CDHPs have sparked increased interest in other non-traditional products like pet insurance and identity theft protection, Underhill says. “It’s really, really shifting the way we’ve developed products in the past,” he says.

Spending increases with age

Unum’s study found that older employees increased voluntary spending the most — from 2010 to 2013, workers ages 60 and older spent more than any age group — while employees ages 20 to 29 and 50 to 59 spent more than those 30 to 49. The growth spans companies of all sizes and industries, Dalicandro says. “We really have seen a healthy mix from various market segments and client sizes,” he says.  “It’s client-based, but there’s a macro trend that speaks to supplemental health products.”

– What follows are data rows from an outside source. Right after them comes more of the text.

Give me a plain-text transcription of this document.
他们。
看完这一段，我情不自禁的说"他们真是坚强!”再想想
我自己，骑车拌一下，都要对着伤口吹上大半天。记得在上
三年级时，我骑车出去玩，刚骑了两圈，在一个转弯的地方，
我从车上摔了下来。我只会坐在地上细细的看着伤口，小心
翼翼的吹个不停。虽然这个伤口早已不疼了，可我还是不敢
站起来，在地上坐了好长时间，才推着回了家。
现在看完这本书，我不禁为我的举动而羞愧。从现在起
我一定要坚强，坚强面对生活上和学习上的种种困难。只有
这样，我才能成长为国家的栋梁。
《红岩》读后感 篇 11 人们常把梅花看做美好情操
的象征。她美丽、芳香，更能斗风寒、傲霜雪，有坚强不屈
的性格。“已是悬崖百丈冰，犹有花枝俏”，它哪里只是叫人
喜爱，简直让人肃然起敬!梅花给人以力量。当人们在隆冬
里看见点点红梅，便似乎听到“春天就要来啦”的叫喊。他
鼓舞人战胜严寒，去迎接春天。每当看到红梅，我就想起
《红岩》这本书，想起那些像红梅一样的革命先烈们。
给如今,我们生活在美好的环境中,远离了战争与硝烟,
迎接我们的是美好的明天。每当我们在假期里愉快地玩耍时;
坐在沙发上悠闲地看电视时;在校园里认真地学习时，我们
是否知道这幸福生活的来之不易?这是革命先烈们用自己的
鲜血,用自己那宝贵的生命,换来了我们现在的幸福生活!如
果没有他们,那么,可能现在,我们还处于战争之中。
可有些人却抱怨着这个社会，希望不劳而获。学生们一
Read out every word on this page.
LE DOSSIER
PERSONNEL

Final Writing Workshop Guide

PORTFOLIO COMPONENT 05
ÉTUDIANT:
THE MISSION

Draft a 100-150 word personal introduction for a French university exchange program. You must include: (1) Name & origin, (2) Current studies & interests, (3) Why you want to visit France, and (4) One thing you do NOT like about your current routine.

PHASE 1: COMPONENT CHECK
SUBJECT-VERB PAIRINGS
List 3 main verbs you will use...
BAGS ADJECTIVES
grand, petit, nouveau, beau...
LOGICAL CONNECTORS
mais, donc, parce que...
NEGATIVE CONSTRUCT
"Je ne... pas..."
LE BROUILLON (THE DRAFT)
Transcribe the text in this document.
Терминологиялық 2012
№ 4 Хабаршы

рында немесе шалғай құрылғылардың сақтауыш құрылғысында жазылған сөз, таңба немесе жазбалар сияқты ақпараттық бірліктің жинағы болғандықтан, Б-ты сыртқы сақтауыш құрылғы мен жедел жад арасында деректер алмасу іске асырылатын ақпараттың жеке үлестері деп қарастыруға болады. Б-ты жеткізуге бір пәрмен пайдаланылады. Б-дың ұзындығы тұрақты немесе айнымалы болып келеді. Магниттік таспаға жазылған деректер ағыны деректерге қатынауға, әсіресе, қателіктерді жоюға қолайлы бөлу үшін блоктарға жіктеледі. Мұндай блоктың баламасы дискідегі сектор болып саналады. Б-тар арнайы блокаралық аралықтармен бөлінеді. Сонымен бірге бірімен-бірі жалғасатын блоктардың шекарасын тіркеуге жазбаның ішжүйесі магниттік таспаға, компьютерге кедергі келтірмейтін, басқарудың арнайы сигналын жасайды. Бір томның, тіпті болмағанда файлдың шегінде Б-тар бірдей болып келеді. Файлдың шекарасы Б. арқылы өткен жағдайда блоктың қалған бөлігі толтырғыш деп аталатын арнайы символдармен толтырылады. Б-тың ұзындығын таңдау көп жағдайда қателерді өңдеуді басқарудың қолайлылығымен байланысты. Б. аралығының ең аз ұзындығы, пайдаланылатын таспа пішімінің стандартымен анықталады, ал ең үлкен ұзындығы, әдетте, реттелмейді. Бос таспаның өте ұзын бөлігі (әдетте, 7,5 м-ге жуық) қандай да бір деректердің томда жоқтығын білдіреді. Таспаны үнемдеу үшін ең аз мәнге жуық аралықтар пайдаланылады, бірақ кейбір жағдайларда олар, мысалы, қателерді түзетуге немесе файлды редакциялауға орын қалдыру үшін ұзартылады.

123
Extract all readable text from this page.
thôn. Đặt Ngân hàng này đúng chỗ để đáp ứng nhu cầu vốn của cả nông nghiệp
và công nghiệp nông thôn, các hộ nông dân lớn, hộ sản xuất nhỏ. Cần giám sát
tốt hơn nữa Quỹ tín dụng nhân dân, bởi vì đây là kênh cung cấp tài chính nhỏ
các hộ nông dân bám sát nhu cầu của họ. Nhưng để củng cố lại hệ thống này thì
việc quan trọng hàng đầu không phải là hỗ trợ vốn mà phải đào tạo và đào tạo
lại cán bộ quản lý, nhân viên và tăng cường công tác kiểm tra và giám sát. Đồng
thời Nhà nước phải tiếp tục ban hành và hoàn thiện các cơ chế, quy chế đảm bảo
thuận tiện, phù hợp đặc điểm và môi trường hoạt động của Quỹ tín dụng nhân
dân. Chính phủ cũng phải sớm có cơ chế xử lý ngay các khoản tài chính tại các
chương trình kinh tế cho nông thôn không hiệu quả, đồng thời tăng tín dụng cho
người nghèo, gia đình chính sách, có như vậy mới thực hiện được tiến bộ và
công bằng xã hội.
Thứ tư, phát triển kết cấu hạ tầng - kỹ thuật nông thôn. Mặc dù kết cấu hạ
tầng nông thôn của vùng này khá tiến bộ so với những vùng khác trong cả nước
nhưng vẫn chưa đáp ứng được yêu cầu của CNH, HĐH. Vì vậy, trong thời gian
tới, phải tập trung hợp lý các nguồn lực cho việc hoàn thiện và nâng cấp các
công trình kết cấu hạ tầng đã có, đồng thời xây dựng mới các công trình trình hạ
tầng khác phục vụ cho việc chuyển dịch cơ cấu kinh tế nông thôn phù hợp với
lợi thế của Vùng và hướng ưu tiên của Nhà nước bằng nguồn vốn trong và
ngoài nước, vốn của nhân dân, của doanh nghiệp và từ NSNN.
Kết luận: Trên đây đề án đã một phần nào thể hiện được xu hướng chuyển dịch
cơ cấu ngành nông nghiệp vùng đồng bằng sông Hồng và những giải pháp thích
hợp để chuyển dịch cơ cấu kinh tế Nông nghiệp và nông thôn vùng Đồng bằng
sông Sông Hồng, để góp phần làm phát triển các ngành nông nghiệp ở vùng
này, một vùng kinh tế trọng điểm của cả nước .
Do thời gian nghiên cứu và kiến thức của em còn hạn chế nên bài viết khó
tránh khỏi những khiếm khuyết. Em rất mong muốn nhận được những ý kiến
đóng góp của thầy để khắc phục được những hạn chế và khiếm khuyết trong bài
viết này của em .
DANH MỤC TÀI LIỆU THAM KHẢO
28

Cost-sharing was another buying trend reported in Unum’s study. Looking at group life coverage from 2003 to 2013, Unum found the number of employers that provided full coverage fell from 70% to 50%. During the same span, the percentage of employers sharing that cost doubled to more than 20%. Employees paying for all of their group life coverage increased to just under 30% — roughly a 10% gain.

According to a 2013 LIMRA survey, the top five voluntary benefits were dental, short-term disability, long-term disability, accident and term life. Financial protection is important, Dalicandro says, and voluntary benefits are a way employers can provide that security to a wide range of employees. “It’s as diverse a workforce as it’s ever been,” he says.